Cuba’s intervention in Africa, which began in earnest in the mid-1970s, has proved very costly. Cuban leader Fidel Castro, seeing opportunity in the turmoil resulting from African decolonization, decided to escalate his assistance. The economic drain, loss of life and domestic discontent in Cuba that have resulted from its involvement in 17 African nations and three African insurgencies suggest that Castro might re-evaluate his African agenda, particularly in Angola, where Cuban soldiers are now being called into frontline combat. But the gains Cuba has already realized for itself and the Soviet Union, coupled with the prospect of winning the long-term allegiance of large portions of the African continent, may cause him to disregard the continuing short-term dangers.
In the Americas, Castro’s reach is somewhat inhibited because he must operate in the shadow of the Monroe Doctrine. By contrast, Africa is a playing field without a referee. For the most part the independent nations of modern Africa have not declared themselves to be within particular East-West "spheres of influence." Yet Castro has shrewdly and effectively aligned Cuba with African insurgencies against colonial vestiges and against South Africa. By providing aid and personnel—military and civilian—Cuba has unquestionably won trading partners for the Soviet bloc as well as loyal friends if not full converts to Marxism.
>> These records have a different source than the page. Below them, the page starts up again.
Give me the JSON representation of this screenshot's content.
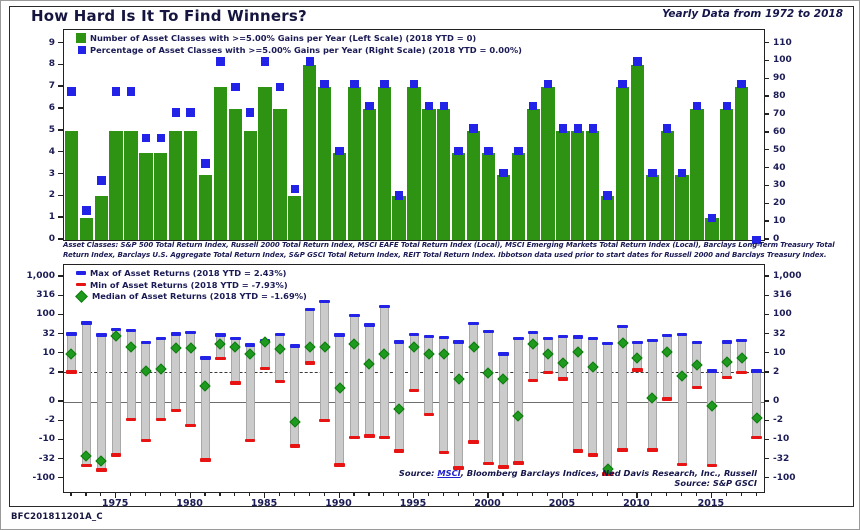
{
  "page": {
    "title": "How Hard Is It To Find Winners?",
    "period_note": "Yearly Data from 1972 to 2018",
    "chart_code": "BFC201811201A_C"
  },
  "colors": {
    "bar_green": "#2e9213",
    "marker_blue": "#2323e8",
    "marker_red": "#e81414",
    "range_gray": "#cbcbcb",
    "diamond_green": "#1e9a1e",
    "diamond_edge": "#0f7a0f",
    "text_navy": "#1b1b55",
    "link_blue": "#2222cc"
  },
  "top_chart": {
    "legend": [
      {
        "swatch": "green-square",
        "label": "Number of Asset Classes with >=5.00% Gains per Year (Left Scale) (2018 YTD = 0)"
      },
      {
        "swatch": "blue-square",
        "label": "Percentage of Asset Classes with >=5.00% Gains per Year (Right Scale) (2018 YTD = 0.00%)"
      }
    ],
    "left_axis_ticks": [
      9,
      8,
      7,
      6,
      5,
      4,
      3,
      2,
      1,
      0
    ],
    "right_axis_ticks": [
      110,
      100,
      90,
      80,
      70,
      60,
      50,
      40,
      30,
      20,
      10,
      0
    ],
    "footnote_lines": [
      "Asset Classes: S&P 500 Total Return Index,  Russell 2000 Total Return Index,  MSCI EAFE Total Return Index (Local),  MSCI Emerging Markets Total Return Index (Local),  Barclays Long-Term Treasury Total",
      "Return Index,  Barclays U.S. Aggregate Total Return Index,  S&P GSCI Total Return Index,  REIT Total Return Index. Ibbotson data used prior to start dates for Russell 2000 and Barclays Treasury Index."
    ]
  },
  "bottom_chart": {
    "legend": [
      {
        "swatch": "blue-dash",
        "label": "Max of Asset Returns (2018 YTD = 2.43%)"
      },
      {
        "swatch": "red-dash",
        "label": "Min of Asset Returns (2018 YTD = -7.93%)"
      },
      {
        "swatch": "green-diamond",
        "label": "Median of Asset Returns (2018 YTD = -1.69%)"
      }
    ],
    "axis_tick_labels": [
      "1,000",
      "316",
      "100",
      "32",
      "10",
      "2",
      "0",
      "-2",
      "-10",
      "-32",
      "-100"
    ],
    "axis_tick_values": [
      1000,
      316,
      100,
      32,
      10,
      2,
      0,
      -2,
      -10,
      -32,
      -100
    ],
    "x_axis_labels": [
      1975,
      1980,
      1985,
      1990,
      1995,
      2000,
      2005,
      2010,
      2015
    ],
    "sources": [
      {
        "prefix": "Source:",
        "link": "MSCI",
        "rest": ", Bloomberg Barclays Indices, Ned Davis Research, Inc., Russell"
      },
      {
        "prefix": "Source:",
        "link": "",
        "rest": " S&P GSCI"
      }
    ]
  },
  "chart_data": [
    {
      "type": "bar",
      "title": "Number and Percentage of Asset Classes with >=5.00% Gains per Year",
      "x": [
        1972,
        1973,
        1974,
        1975,
        1976,
        1977,
        1978,
        1979,
        1980,
        1981,
        1982,
        1983,
        1984,
        1985,
        1986,
        1987,
        1988,
        1989,
        1990,
        1991,
        1992,
        1993,
        1994,
        1995,
        1996,
        1997,
        1998,
        1999,
        2000,
        2001,
        2002,
        2003,
        2004,
        2005,
        2006,
        2007,
        2008,
        2009,
        2010,
        2011,
        2012,
        2013,
        2014,
        2015,
        2016,
        2017,
        2018
      ],
      "series": [
        {
          "name": "Number of Asset Classes with >=5.00% Gains per Year (Left Scale)",
          "type": "bar",
          "axis": "left",
          "values": [
            5,
            1,
            2,
            5,
            5,
            4,
            4,
            5,
            5,
            3,
            7,
            6,
            5,
            7,
            6,
            2,
            8,
            7,
            4,
            7,
            6,
            7,
            2,
            7,
            6,
            6,
            4,
            5,
            4,
            3,
            4,
            6,
            7,
            5,
            5,
            5,
            2,
            7,
            8,
            3,
            5,
            3,
            6,
            1,
            6,
            7,
            0
          ]
        },
        {
          "name": "Percentage of Asset Classes with >=5.00% Gains per Year (Right Scale)",
          "type": "scatter-square",
          "axis": "right",
          "values": [
            83.3,
            16.7,
            33.3,
            83.3,
            83.3,
            57.1,
            57.1,
            71.4,
            71.4,
            42.9,
            100,
            85.7,
            71.4,
            100,
            85.7,
            28.6,
            100,
            87.5,
            50,
            87.5,
            75,
            87.5,
            25,
            87.5,
            75,
            75,
            50,
            62.5,
            50,
            37.5,
            50,
            75,
            87.5,
            62.5,
            62.5,
            62.5,
            25,
            87.5,
            100,
            37.5,
            62.5,
            37.5,
            75,
            12.5,
            75,
            87.5,
            0
          ]
        }
      ],
      "ylim_left": [
        0,
        9
      ],
      "ylim_right": [
        0,
        110
      ],
      "grid": false,
      "legend_position": "top-left"
    },
    {
      "type": "range-bar",
      "title": "Max / Min / Median of Asset Returns (%)",
      "x": [
        1972,
        1973,
        1974,
        1975,
        1976,
        1977,
        1978,
        1979,
        1980,
        1981,
        1982,
        1983,
        1984,
        1985,
        1986,
        1987,
        1988,
        1989,
        1990,
        1991,
        1992,
        1993,
        1994,
        1995,
        1996,
        1997,
        1998,
        1999,
        2000,
        2001,
        2002,
        2003,
        2004,
        2005,
        2006,
        2007,
        2008,
        2009,
        2010,
        2011,
        2012,
        2013,
        2014,
        2015,
        2016,
        2017,
        2018
      ],
      "series": [
        {
          "name": "Max of Asset Returns",
          "marker": "blue-dash",
          "values": [
            34,
            64,
            32,
            44,
            42,
            20,
            26,
            34,
            37,
            7.2,
            32,
            26,
            17,
            22,
            33,
            16,
            145,
            230,
            32,
            100,
            57,
            175,
            21,
            33,
            29,
            27,
            21,
            63,
            39,
            10,
            26,
            37,
            26,
            29,
            28,
            26,
            19,
            52,
            20,
            23,
            31,
            33,
            20,
            2.4,
            21,
            23,
            2.43
          ]
        },
        {
          "name": "Median of Asset Returns",
          "marker": "green-diamond",
          "values": [
            10,
            -25,
            -34,
            30,
            15,
            2.3,
            2.9,
            14,
            14,
            1.1,
            18,
            15,
            10,
            20,
            13,
            -2.1,
            15,
            15,
            1.0,
            18,
            4.1,
            10,
            -0.7,
            15,
            10,
            10,
            1.6,
            15,
            2.0,
            1.6,
            -1.4,
            18,
            10,
            4.6,
            11,
            3.4,
            -55,
            19,
            7,
            0.3,
            11,
            1.8,
            4,
            -0.4,
            5.2,
            7,
            -1.69
          ]
        },
        {
          "name": "Min of Asset Returns",
          "marker": "red-dash",
          "values": [
            2.2,
            -45,
            -60,
            -24,
            -1.8,
            -10,
            -1.8,
            -0.9,
            -2.9,
            -33,
            6.8,
            1.3,
            -10,
            2.9,
            1.4,
            -14,
            4.7,
            -1.9,
            -44,
            -8,
            -7,
            -8,
            -19,
            0.8,
            -1.3,
            -21,
            -52,
            -11,
            -40,
            -49,
            -39,
            1.5,
            2.1,
            1.6,
            -19,
            -24,
            -75,
            -18,
            2.6,
            -18,
            0.2,
            -43,
            1.0,
            -45,
            1.7,
            2.1,
            -7.93
          ]
        }
      ],
      "y_ticks": [
        1000,
        316,
        100,
        32,
        10,
        2,
        0,
        -2,
        -10,
        -32,
        -100
      ],
      "y_scale": "symlog-custom",
      "reference_line_dashed": 2.1,
      "zero_line": 0,
      "grid": false,
      "legend_position": "top-left"
    }
  ]
}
Given the resources and demographics of Africa—half of its population is under age 16—these relationships are likely to yield considerable future benefit. Whether Cuba can afford to wait is an important question.
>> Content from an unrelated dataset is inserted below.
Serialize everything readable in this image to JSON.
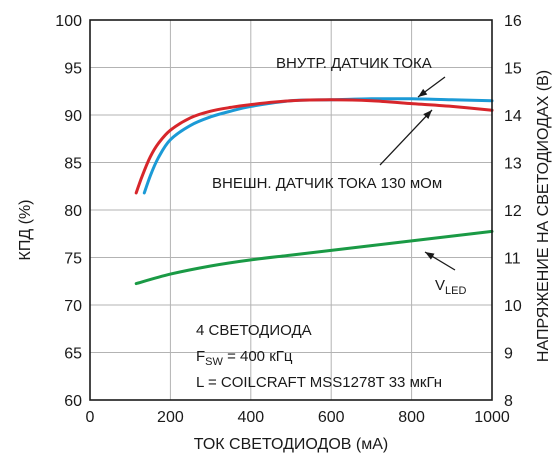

First, Cuba’s foreign policy choices in Africa are taking a heavy toll on its domestic economic health. Even though the Soviet Union provides Cuba’s military hardware free of charge—valued at over $2 billion for 1982-84—the additional costs of maintaining an overseas army, which includes 65,000 Cubans (troops, and military and civilian advisers) spread over 17 African nations, consume 11 percent of Cuba’s annual budget. Military expenditures, including salaries and uniforms, travel and maintenance, logistical support and supplies, have crippled Cuba’s domestic development plans.